Banjir Dana Transisi Energi dan Pertaruhan Utang ”Hijau”
Perlu kehati-hatian ekstra dalam menegosiasikan syarat dan ketentuan pinjaman agar banjir dana hari ini tidak menjadi beban keuangan publik di kemudian hari.
Oleh
agnes theodora
·6 menit baca
KOMPAS/HENDRA A SETYAWAN
Menteri Koordinator Kemaritiman dan Investasi Luhut Binsar Pandjaitan (kanan) bersama Staf Khusus Bidang Iklim Kementerian Keuangan Amerika Serikat (AS) John Morton melakukan konferensi pers di sela-sela Konferensi Tingkat Tinggi G20 (KTT G20) di Nusa Dua, Bali, Selasa (15/11/2022). Pemerintah mengumumkan hasil kerja sama Pemerintah Indonesia dengan AS dan Jepang terkait pendanaan transisi energi melalui skema Just Energy Transition Partnership (JETP). Nilai komitmen awal pendanaan yang disepakati adalah 20 miliar dollar AS untuk melakukan pensiun dini pembangkit listrik tenaga uap (PLTU) batubara.
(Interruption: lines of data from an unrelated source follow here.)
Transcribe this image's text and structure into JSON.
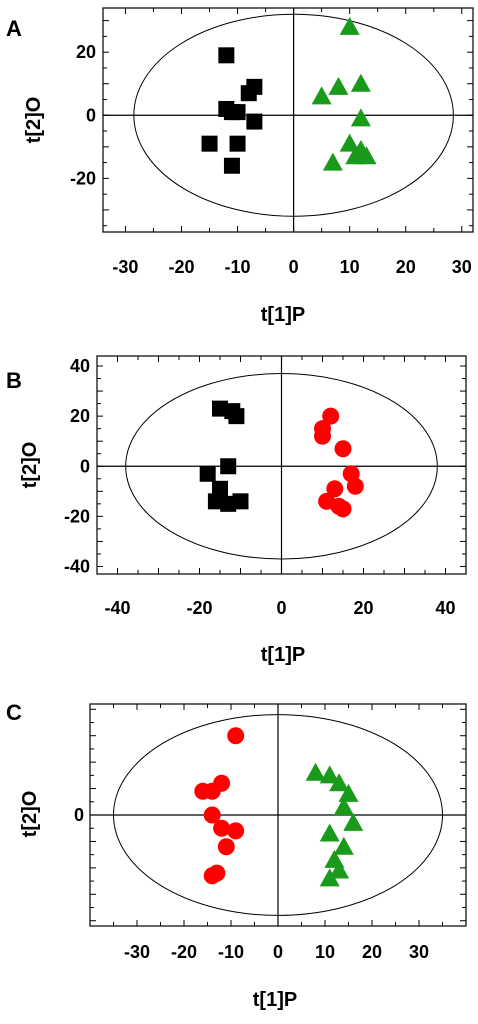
{
  "colors": {
    "black_group": "#000000",
    "green_group": "#1a9a1a",
    "red_group": "#ff0000"
  },
  "chart_data": [
    {
      "panel_label": "A",
      "type": "scatter",
      "xlabel": "t[1]P",
      "ylabel": "t[2]O",
      "xlim": [
        -34,
        32
      ],
      "ylim": [
        -37,
        34
      ],
      "xticks": [
        -30,
        -20,
        -10,
        0,
        10,
        20,
        30
      ],
      "yticks": [
        20,
        0,
        -20
      ],
      "ellipse": {
        "rx": 28.5,
        "ry": 32
      },
      "series": [
        {
          "marker": "square",
          "color": "#000000",
          "points": [
            [
              -12,
              19
            ],
            [
              -12,
              2
            ],
            [
              -11,
              1
            ],
            [
              -10,
              1
            ],
            [
              -8,
              7
            ],
            [
              -7,
              9
            ],
            [
              -7,
              -2
            ],
            [
              -15,
              -9
            ],
            [
              -10,
              -9
            ],
            [
              -11,
              -16
            ]
          ]
        },
        {
          "marker": "triangle",
          "color": "#1a9a1a",
          "points": [
            [
              10,
              28
            ],
            [
              5,
              6
            ],
            [
              8,
              9
            ],
            [
              12,
              10
            ],
            [
              12,
              -1
            ],
            [
              10,
              -9
            ],
            [
              12,
              -11
            ],
            [
              11,
              -13
            ],
            [
              13,
              -13
            ],
            [
              7,
              -15
            ]
          ]
        }
      ]
    },
    {
      "panel_label": "B",
      "type": "scatter",
      "xlabel": "t[1]P",
      "ylabel": "t[2]O",
      "xlim": [
        -45,
        45
      ],
      "ylim": [
        -43,
        44
      ],
      "xticks": [
        -40,
        -20,
        0,
        20,
        40
      ],
      "yticks": [
        40,
        20,
        0,
        -20,
        -40
      ],
      "ellipse": {
        "rx": 38,
        "ry": 37
      },
      "series": [
        {
          "marker": "square",
          "color": "#000000",
          "points": [
            [
              -15,
              23
            ],
            [
              -12,
              22
            ],
            [
              -11,
              20
            ],
            [
              -18,
              -3
            ],
            [
              -13,
              0
            ],
            [
              -15,
              -9
            ],
            [
              -16,
              -14
            ],
            [
              -13,
              -15
            ],
            [
              -10,
              -14
            ]
          ]
        },
        {
          "marker": "circle",
          "color": "#ff0000",
          "points": [
            [
              12,
              20
            ],
            [
              10,
              15
            ],
            [
              10,
              12
            ],
            [
              15,
              7
            ],
            [
              17,
              -3
            ],
            [
              18,
              -8
            ],
            [
              13,
              -9
            ],
            [
              11,
              -14
            ],
            [
              14,
              -16
            ],
            [
              15,
              -17
            ]
          ]
        }
      ]
    },
    {
      "panel_label": "C",
      "type": "scatter",
      "xlabel": "t[1]P",
      "ylabel": "t[2]O",
      "xlim": [
        -40,
        40
      ],
      "ylim": [
        -42,
        42
      ],
      "xticks": [
        -30,
        -20,
        -10,
        0,
        10,
        20,
        30
      ],
      "yticks": [
        0
      ],
      "ellipse": {
        "rx": 35,
        "ry": 38
      },
      "series": [
        {
          "marker": "circle",
          "color": "#ff0000",
          "points": [
            [
              -9,
              30
            ],
            [
              -12,
              12
            ],
            [
              -16,
              9
            ],
            [
              -14,
              9
            ],
            [
              -14,
              0
            ],
            [
              -12,
              -5
            ],
            [
              -9,
              -6
            ],
            [
              -11,
              -12
            ],
            [
              -14,
              -23
            ],
            [
              -13,
              -22
            ]
          ]
        },
        {
          "marker": "triangle",
          "color": "#1a9a1a",
          "points": [
            [
              8,
              16
            ],
            [
              11,
              15
            ],
            [
              13,
              12
            ],
            [
              15,
              8
            ],
            [
              14,
              3
            ],
            [
              16,
              -3
            ],
            [
              11,
              -7
            ],
            [
              14,
              -12
            ],
            [
              12,
              -17
            ],
            [
              13,
              -21
            ],
            [
              11,
              -24
            ]
          ]
        }
      ]
    }
  ]
}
Perhelatan G20 yang baru saja berakhir membawa ”durian runtuh” bagi Indonesia selaku tuan rumah. Di sela-sela panasnya tensi geopolitik di ajang KTT G20, pekan lalu, komitmen pendanaan mengucur dari negara-negara maju senilai ratusan triliun rupiah untuk membiayai percepatan transisi energi di Indonesia.
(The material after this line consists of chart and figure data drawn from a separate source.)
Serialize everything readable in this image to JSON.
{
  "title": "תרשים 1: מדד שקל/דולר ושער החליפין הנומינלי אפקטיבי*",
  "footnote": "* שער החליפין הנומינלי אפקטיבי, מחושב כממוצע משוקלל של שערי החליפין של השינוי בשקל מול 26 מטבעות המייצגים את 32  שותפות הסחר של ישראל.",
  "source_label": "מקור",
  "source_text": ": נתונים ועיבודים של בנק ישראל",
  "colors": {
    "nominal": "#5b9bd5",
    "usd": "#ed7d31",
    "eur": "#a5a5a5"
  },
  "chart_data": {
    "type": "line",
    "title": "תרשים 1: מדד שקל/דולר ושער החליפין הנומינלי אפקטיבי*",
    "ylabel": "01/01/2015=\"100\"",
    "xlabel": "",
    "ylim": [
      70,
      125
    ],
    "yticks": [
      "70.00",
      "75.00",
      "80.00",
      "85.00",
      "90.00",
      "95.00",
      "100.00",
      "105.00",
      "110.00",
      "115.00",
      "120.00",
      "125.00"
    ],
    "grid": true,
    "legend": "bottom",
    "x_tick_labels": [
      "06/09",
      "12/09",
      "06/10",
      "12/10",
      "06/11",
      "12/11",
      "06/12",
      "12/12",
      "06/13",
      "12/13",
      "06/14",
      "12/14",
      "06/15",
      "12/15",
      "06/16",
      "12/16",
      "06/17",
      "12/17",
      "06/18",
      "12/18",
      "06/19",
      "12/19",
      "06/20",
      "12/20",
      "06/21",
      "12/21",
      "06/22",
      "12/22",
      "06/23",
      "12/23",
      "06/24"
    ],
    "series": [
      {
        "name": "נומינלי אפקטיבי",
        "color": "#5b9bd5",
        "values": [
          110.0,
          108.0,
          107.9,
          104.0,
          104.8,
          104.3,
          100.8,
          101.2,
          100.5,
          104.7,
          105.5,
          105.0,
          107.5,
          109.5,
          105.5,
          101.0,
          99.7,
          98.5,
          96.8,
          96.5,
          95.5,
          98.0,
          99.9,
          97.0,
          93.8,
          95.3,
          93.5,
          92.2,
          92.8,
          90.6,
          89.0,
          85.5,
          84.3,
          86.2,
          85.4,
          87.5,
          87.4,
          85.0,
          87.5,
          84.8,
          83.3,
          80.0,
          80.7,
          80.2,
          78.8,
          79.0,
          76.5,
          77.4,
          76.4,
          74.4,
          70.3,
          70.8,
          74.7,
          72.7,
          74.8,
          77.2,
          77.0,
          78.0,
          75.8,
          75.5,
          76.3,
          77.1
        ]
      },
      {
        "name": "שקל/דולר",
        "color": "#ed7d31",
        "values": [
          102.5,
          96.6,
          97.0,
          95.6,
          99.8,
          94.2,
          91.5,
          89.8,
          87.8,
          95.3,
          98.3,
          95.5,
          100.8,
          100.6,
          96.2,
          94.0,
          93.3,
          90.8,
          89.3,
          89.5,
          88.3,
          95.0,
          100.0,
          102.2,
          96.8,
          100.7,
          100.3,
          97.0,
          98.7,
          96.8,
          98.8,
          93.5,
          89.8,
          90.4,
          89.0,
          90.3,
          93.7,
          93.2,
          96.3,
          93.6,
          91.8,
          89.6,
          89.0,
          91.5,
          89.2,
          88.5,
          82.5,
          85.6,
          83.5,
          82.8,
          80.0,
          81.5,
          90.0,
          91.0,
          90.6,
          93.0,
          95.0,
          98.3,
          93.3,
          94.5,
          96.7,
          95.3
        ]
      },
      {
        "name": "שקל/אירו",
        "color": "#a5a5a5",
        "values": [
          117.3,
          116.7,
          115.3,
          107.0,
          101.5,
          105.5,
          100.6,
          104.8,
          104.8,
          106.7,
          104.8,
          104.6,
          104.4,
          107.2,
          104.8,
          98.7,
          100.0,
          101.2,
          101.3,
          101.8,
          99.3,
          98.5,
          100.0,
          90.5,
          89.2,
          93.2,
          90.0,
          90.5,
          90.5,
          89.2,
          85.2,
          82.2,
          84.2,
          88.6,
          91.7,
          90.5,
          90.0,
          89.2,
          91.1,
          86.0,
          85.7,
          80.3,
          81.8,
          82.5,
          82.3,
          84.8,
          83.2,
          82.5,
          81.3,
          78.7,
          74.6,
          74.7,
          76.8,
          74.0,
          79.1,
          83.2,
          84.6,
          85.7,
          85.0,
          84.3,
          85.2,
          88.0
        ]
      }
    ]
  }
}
Suntikan dana itu didapat lewat skema Kemitraan Transisi Energi yang Adil (Just Energy Transition Partnership/JETP) dengan komitmen pendanaan 20 miliar dollar AS atau Rp 314 triliun (kurs Rp 15.717 per dollar AS) selama 3-5 tahun ke depan.
JETP menggunakan skema pembiayaan campuran (blended finance) alias ”patungan” dari sektor publik dan swasta, masing-masing sebesar 10 miliar dollar AS. Bentuknya bisa berupa dana hibah, pinjaman lunak (konsesional), pinjaman komersial, jaminan, atau investasi swasta.
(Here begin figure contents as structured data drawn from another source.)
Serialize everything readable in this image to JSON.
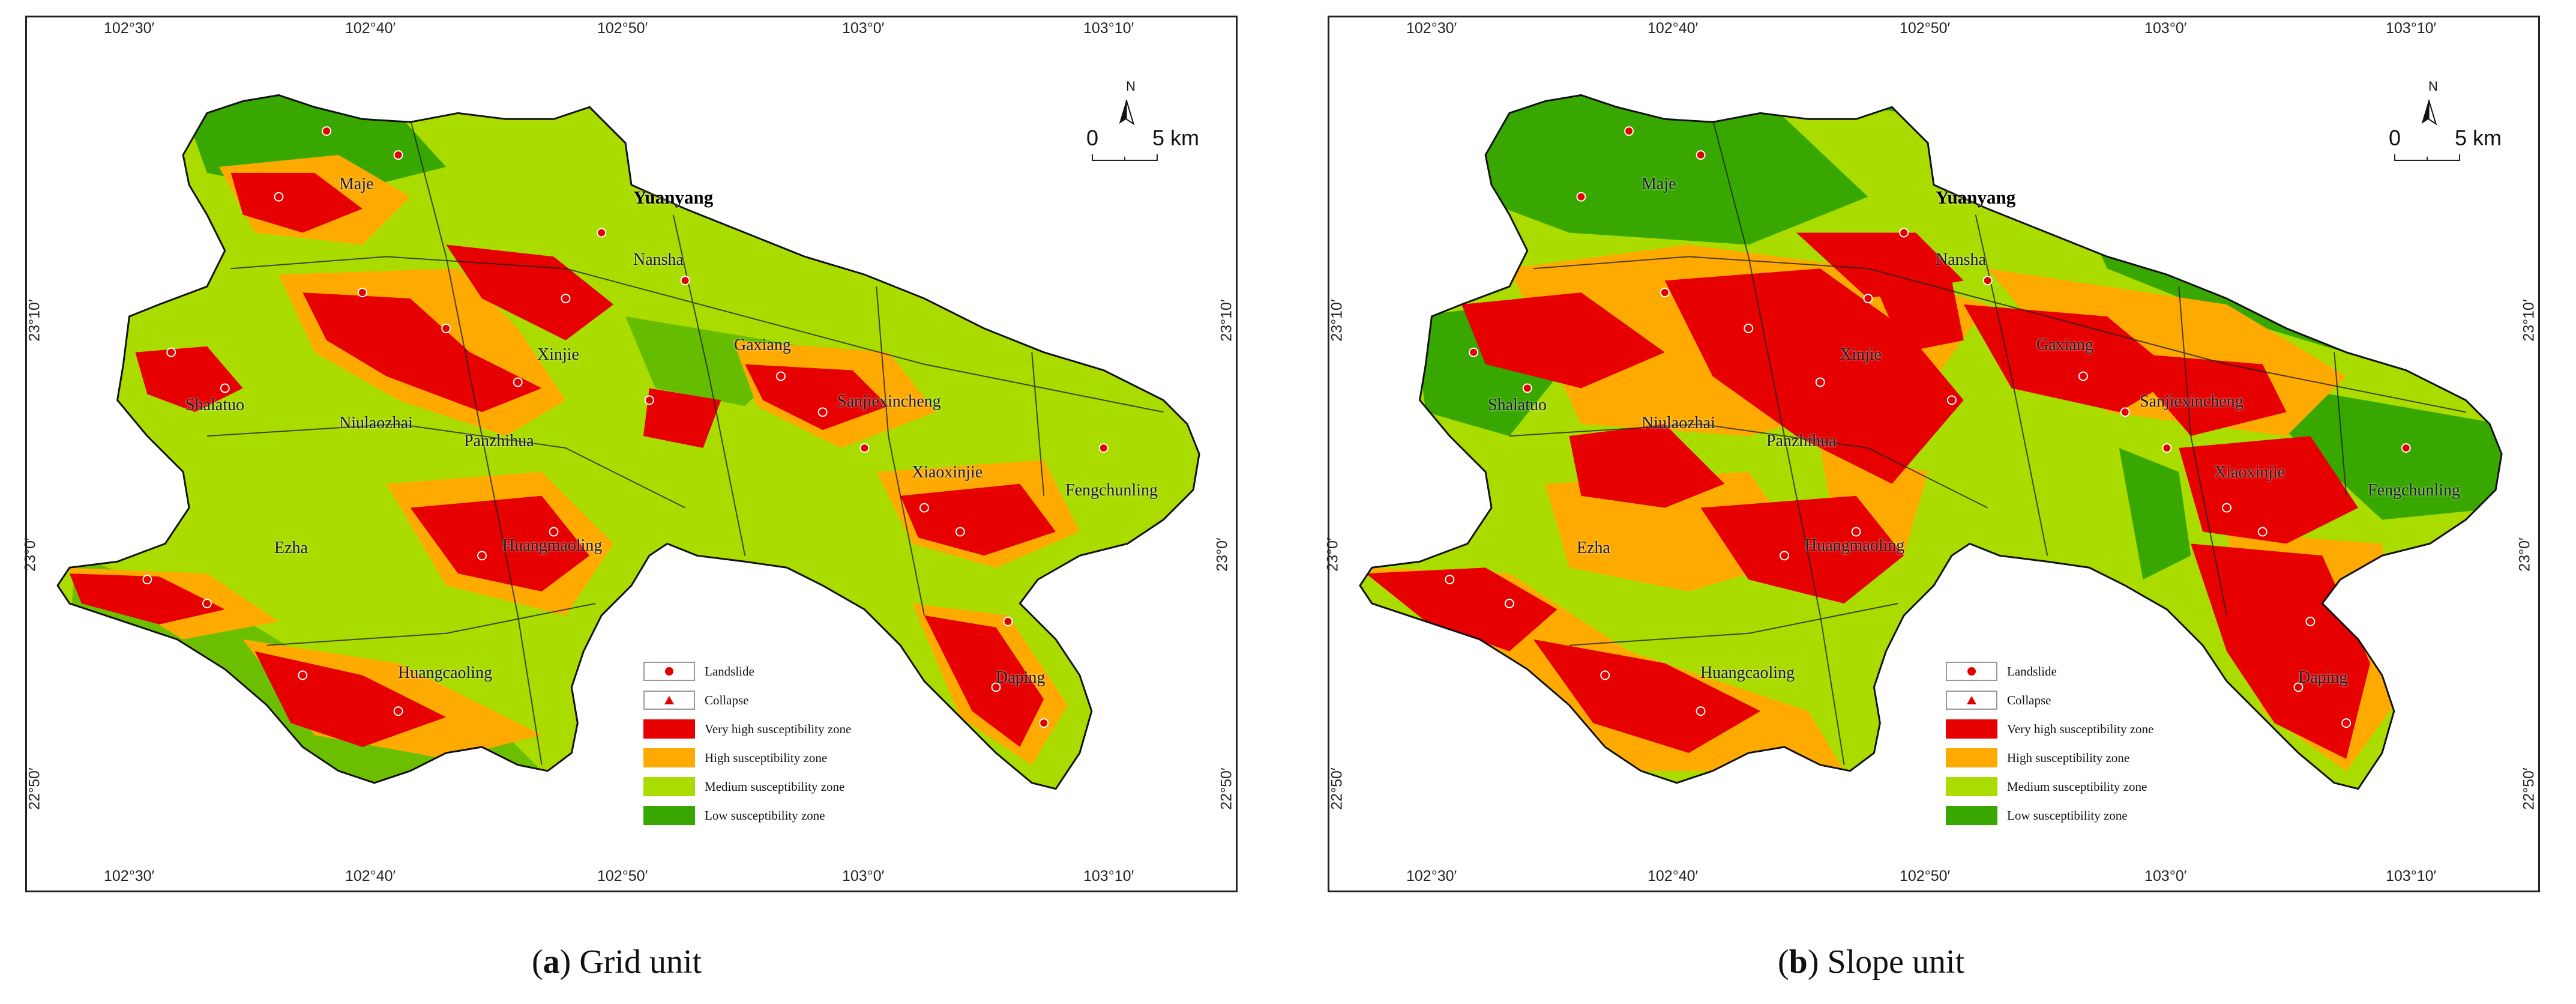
{
  "axes": {
    "top_lon": [
      "102°30′",
      "102°40′",
      "102°50′",
      "103°0′",
      "103°10′"
    ],
    "bottom_lon": [
      "102°30′",
      "102°40′",
      "102°50′",
      "103°0′",
      "103°10′"
    ],
    "lat": [
      "23°10′",
      "23°0′",
      "22°50′"
    ]
  },
  "north_label": "N",
  "scale": {
    "zero": "0",
    "five": "5 km"
  },
  "places": [
    "Yuanyang",
    "Maje",
    "Nansha",
    "Gaxiang",
    "Xinjie",
    "Shalatuo",
    "Niulaozhai",
    "Panzhihua",
    "Sanjiexincheng",
    "Xiaoxinjie",
    "Fengchunling",
    "Ezha",
    "Huangmaoling",
    "Huangcaoling",
    "Daping"
  ],
  "legend": [
    {
      "label": "Landslide",
      "symbol": "dot"
    },
    {
      "label": "Collapse",
      "symbol": "triangle"
    },
    {
      "label": "Very high susceptibility zone",
      "color": "#e60000"
    },
    {
      "label": "High susceptibility zone",
      "color": "#ffaa00"
    },
    {
      "label": "Medium susceptibility zone",
      "color": "#aadc00"
    },
    {
      "label": "Low susceptibility zone",
      "color": "#38a800"
    }
  ],
  "colors": {
    "very_high": "#e60000",
    "high": "#ffaa00",
    "medium": "#aadc00",
    "low": "#38a800",
    "points": "#e00000"
  },
  "panels": [
    {
      "letter": "a",
      "caption": " Grid unit"
    },
    {
      "letter": "b",
      "caption": " Slope unit"
    }
  ]
}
Pendanaan publik berasal dari negara maju anggota forum G7, plus Denmark dan Norwegia. Proyek awal itu digawangi Amerika Serikat dan Jepang. Adapun pendanaan swasta datang dari aliansi Glasgow Financial Alliance for Net Zero (GFANZ) yang berisi sejumlah perbankan dan lembaga keuangan internasional.
Tak hanya JETP, ada pula pendanaan lewat skema Mekanisme Transisi Energi (Energy Transition Mechanism/ETM). Dana konsensional awal yang terkumpul adalah 500 juta dollar AS (Rp 7,8 triliun) dan akan dikembangkan menjadi 4 miliar dollar AS (Rp 62,8 triliun) dalam lima tahun.
Pembiayaan awal itu didapat dari Climate Investment Fund (CIF), salah satu lembaga pendanaan multilateral terbesar untuk membiayai aksi iklim negara berkembang. Bentuknya berupa pinjaman konsensional alias pinjaman lunak dengan suku bunga rendah dibandingkan pinjaman komersial.
KOMPAS/AGNES THEODORA
Menteri Keuangan Sri Mulyani, President Asian Development Bank Masatsugu Asakawa, President Islamic Development Bank Muhammad Sulaiman Al Jasser, dan Managing Director of Operations Bank Dunia Axel Van Trotsenburg meluncurkan inisiatif skema Energy Transition Mechanism (ETM) di Jimbaran, Bali, Senin (14/11/2022).
Ke depan, pendanaan itu juga bisa berupa hibah, pinjaman komersial, kerja sama penelitian, atau investasi dari berbagai mitra global yang akan dikoordinasikan oleh PT Sarana Multi Infrastruktur (Persero) atau PT SMI sebagai pengelola ETM Country Platform Indonesia.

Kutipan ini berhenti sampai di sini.